A Dudley welding machine manufacturer has been prosecuted after a catalogue of safety failings led to a worker losing two fingers.
Self-employed electrical contractor Ian Mowbray was working at MTI Welding Technologies Ltd when the incident happened on 23 August 2013.
Dudley Magistrates’ Court heard that the 49-year-old from Wolverhampton was trying to rectify a loading problem on a high-friction welding machine when he pressed an incorrect button, closing the powerful hydraulic holding fixture on to his left hand.
His middle and ring fingers were so badly crushed they had to be amputated in hospital. He was off work for three weeks and has since returned to the company.
The court was told MTI Technologies failed to report the incident to the Health and Safety Executive (HSE). It came to light four weeks later when HSE received an anonymous complaint which led to an unannounced inspection.
The investigation found the company had acquired the machine from another firm that had modified it from a safe, automatically-loaded one. The modifications had defeated safety interlocks and introduced manual controls so it could be loaded by an operator within the safety enclosure rather than the robot and automation provided.
Over-riding the interlocks meant the door to the safety enclosure could be opened without stopping the machine, giving workers access while machinery was operating. The manual buttons were located dangerously close to the fixture, allowing operators to initiate powered machine movements while still within the danger zone.
No secondary guarding had been fitted to protect the operator during manual operations and no emergency stops were provided at the manual operating position.
MTI Welding Technologies continued to use it in its dangerous manual mode without assessing the risks.
During the HSE visit a radial arm drill was running without a suitably maintained safety switch, leaving operators inadequately protected. A Prohibition Notice was issued banning its use with immediate effect until the fault was repaired.

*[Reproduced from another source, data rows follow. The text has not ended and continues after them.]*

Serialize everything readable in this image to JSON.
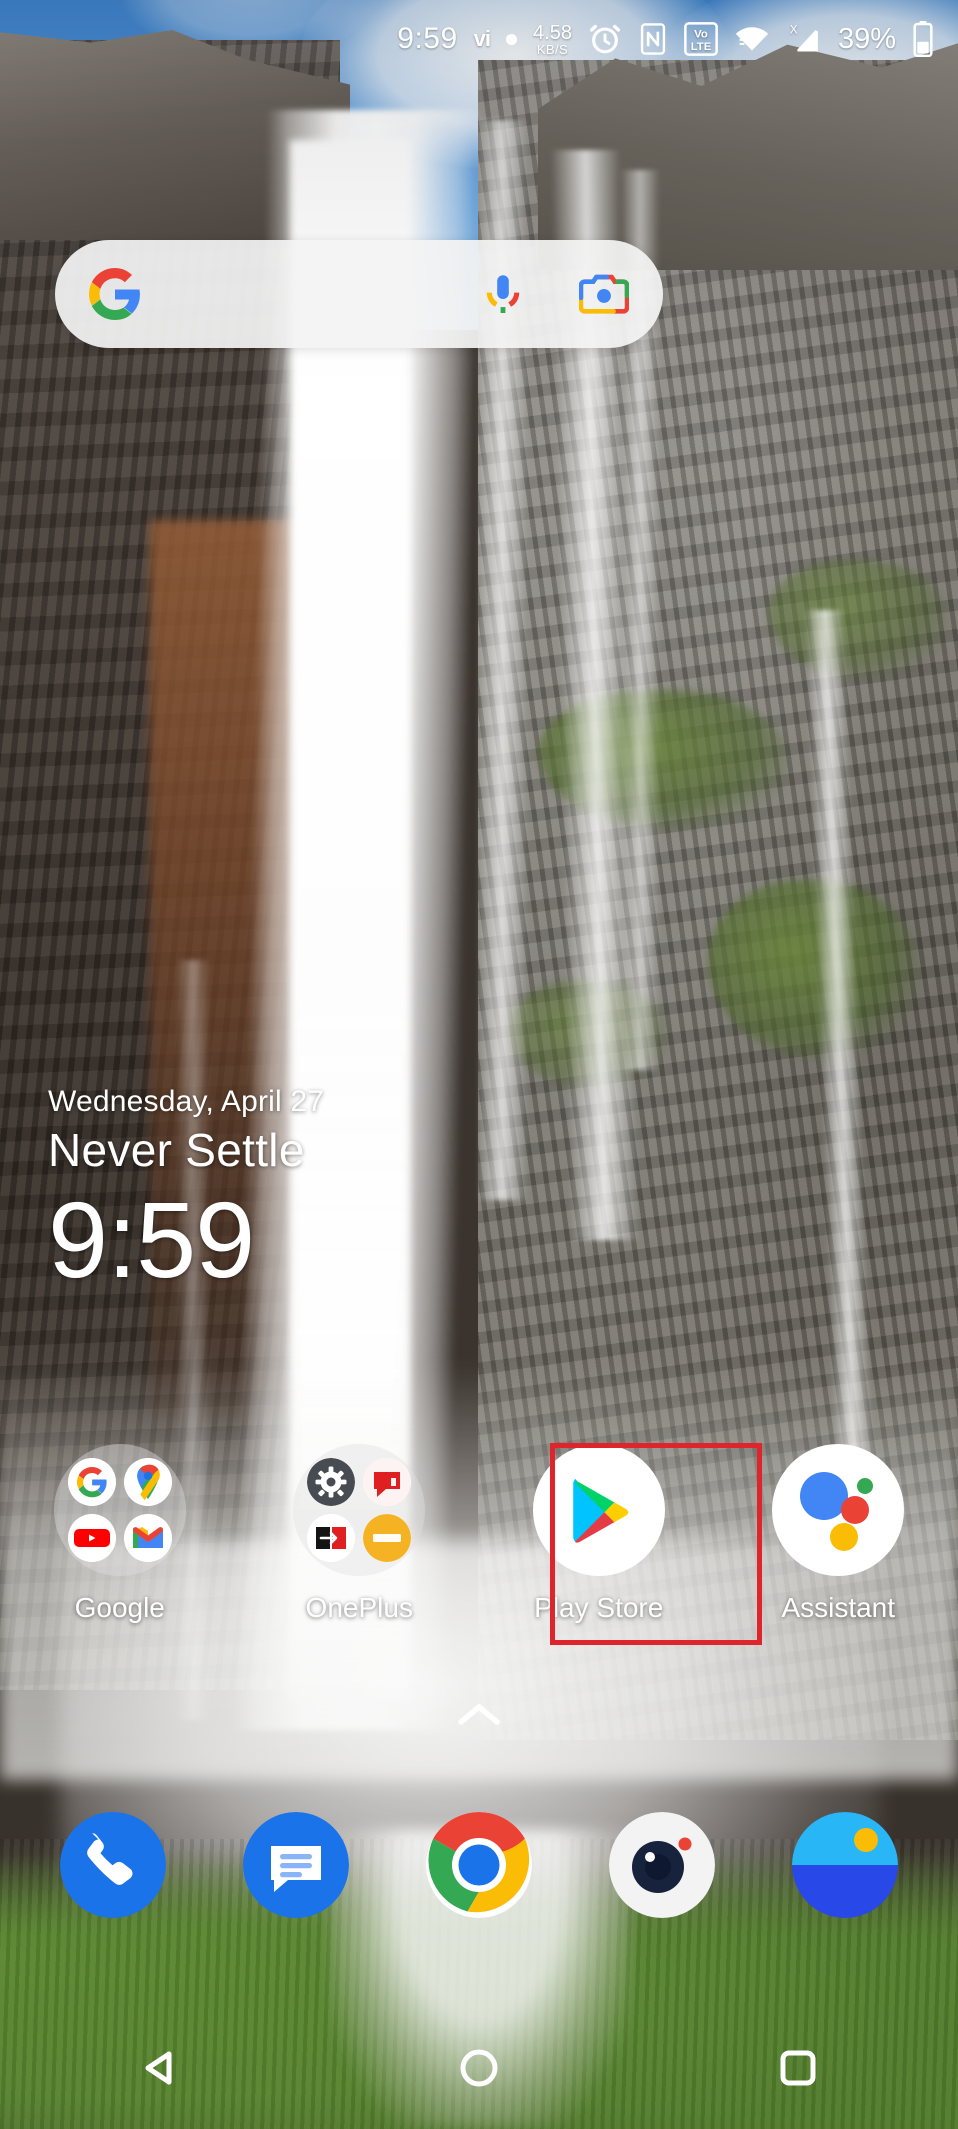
{
  "device": {
    "platform": "Android",
    "launcher": "OnePlus Launcher"
  },
  "status_bar": {
    "time": "9:59",
    "carrier_glyph": "vi",
    "icons": [
      {
        "name": "vi-carrier-icon",
        "label": "vi"
      },
      {
        "name": "dot-indicator-icon",
        "label": ""
      },
      {
        "name": "network-speed-indicator",
        "value": "4.58",
        "unit": "KB/S"
      },
      {
        "name": "alarm-clock-icon",
        "label": "alarm"
      },
      {
        "name": "nfc-icon",
        "label": "N"
      },
      {
        "name": "volte-icon",
        "label_top": "Vo",
        "label_bottom": "LTE"
      },
      {
        "name": "wifi-icon",
        "label": "wifi"
      },
      {
        "name": "cellular-signal-icon",
        "label": "X"
      },
      {
        "name": "battery-icon",
        "label": "battery"
      }
    ],
    "network_speed": "4.58",
    "network_speed_unit": "KB/S",
    "volte_top": "Vo",
    "volte_bottom": "LTE",
    "nfc_letter": "N",
    "signal_x": "X",
    "battery_percent": "39%"
  },
  "search": {
    "placeholder": "",
    "value": "",
    "logo_name": "google-g-logo",
    "mic_name": "microphone-icon",
    "lens_name": "google-lens-camera-icon"
  },
  "clock_widget": {
    "date": "Wednesday, April 27",
    "tagline": "Never Settle",
    "time": "9:59"
  },
  "app_grid": [
    {
      "label": "Google",
      "type": "folder",
      "icon_name": "folder-google",
      "contents": [
        "Google",
        "Maps",
        "YouTube",
        "Gmail"
      ]
    },
    {
      "label": "OnePlus",
      "type": "folder",
      "icon_name": "folder-oneplus",
      "contents": [
        "Settings",
        "Community",
        "Switch",
        "Notes"
      ]
    },
    {
      "label": "Play Store",
      "type": "app",
      "icon_name": "play-store-icon",
      "highlighted": true
    },
    {
      "label": "Assistant",
      "type": "app",
      "icon_name": "google-assistant-icon",
      "highlighted": false
    }
  ],
  "highlight": {
    "target": "Play Store",
    "color": "#e0242c"
  },
  "drawer": {
    "chevron_name": "chevron-up-icon",
    "hint": ""
  },
  "dock": [
    {
      "label": "Phone",
      "icon_name": "phone-icon"
    },
    {
      "label": "Messages",
      "icon_name": "messages-icon"
    },
    {
      "label": "Chrome",
      "icon_name": "chrome-icon"
    },
    {
      "label": "Camera",
      "icon_name": "camera-icon"
    },
    {
      "label": "Weather",
      "icon_name": "weather-icon"
    }
  ],
  "nav_bar": [
    {
      "label": "Back",
      "icon_name": "back-triangle-icon"
    },
    {
      "label": "Home",
      "icon_name": "home-circle-icon"
    },
    {
      "label": "Recents",
      "icon_name": "recents-square-icon"
    }
  ],
  "colors": {
    "highlight_red": "#e0242c",
    "google_blue": "#4285F4",
    "google_red": "#EA4335",
    "google_yellow": "#FBBC05",
    "google_green": "#34A853",
    "search_bg": "#f3f3f3",
    "status_text": "#ffffff"
  }
}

MTI Welding Technologies Ltd, of First Avenue, Pensnett Estate, Kingswinford, Dudley, was today (2 July) fined £53,000 and ordered to pay costs of £3,100 after pleading guilty to breaching the Health and Safety at Work etc Act 1974, the Reporting of Injuries, Diseases and Dangerous Occurrences Regulations 1995 and the Provision and Use of Work Equipment Regulations 1998.
After the hearing, HSE inspector John Glynn said:
“The company builds and sells its welding machines to major manufacturing companies worldwide. As original manufacturers they are fully aware of the legal requirements to supply machines with all the required safety measures. They were therefore grossly negligent to allow the use of this machine within their own premises in its modified state.
“MTI Welding Technologies Ltd entirely failed to consider the risk to workers while engaged in manual operations. Had they done so a man would not have suffered a serious, painful injury.”
Notes to Editors
1. The Health and Safety Executive is Britain’s national regulator for workplace health and safety. It aims to reduce work-related death, injury and ill health. It does so through research, information and advice; promoting training; new or revised regulations and codes of practice; and working with local authority partners by inspection, investigation and enforcement. www.hse.gov.uk
2. Section 3(1) of the Health and Safety at Work etc. Act 1974 states: “It shall be the duty of every employer to conduct his undertaking in such a way as to ensure, so far as is reasonably practicable, that persons not in his employment who may be affected thereby are not thereby exposed to risks to their health or safety.”
3. Regulation 11 of the Provision and Use of Work Equipment Regulations 1998 states: “Every employer shall ensure that measures are which are effective to prevent access to any dangerous part of machinery or to any rotating stock-bar; or to stop the movement of any dangerous part of machinery or rotating stock-bar before any part of a person enters a danger zone.”
4. Regulation 3(2) of the Reporting of Injuries, Diseases and Dangerous Occurrences Regulations 1995 states: “Where a person at work is incapacitated for work of a kind which he might reasonably be expected to do, either under his contract of employment, or, if there is no such contract, in the normal course of his work, for more than three consecutive days (excluding the day of the accident but including any days which would not have been working days) because of an injury resulting from an accident arising out of or in connection with work (other than one reportable under paragraph (1)), the responsible person shall as soon as practicable and, in any event, within 10 days of the accident send a report thereof to the relevant enforcing authority on a form approved for the purposes of this regulation, unless within that period he makes a report thereof to the Executive by some other means so approved.”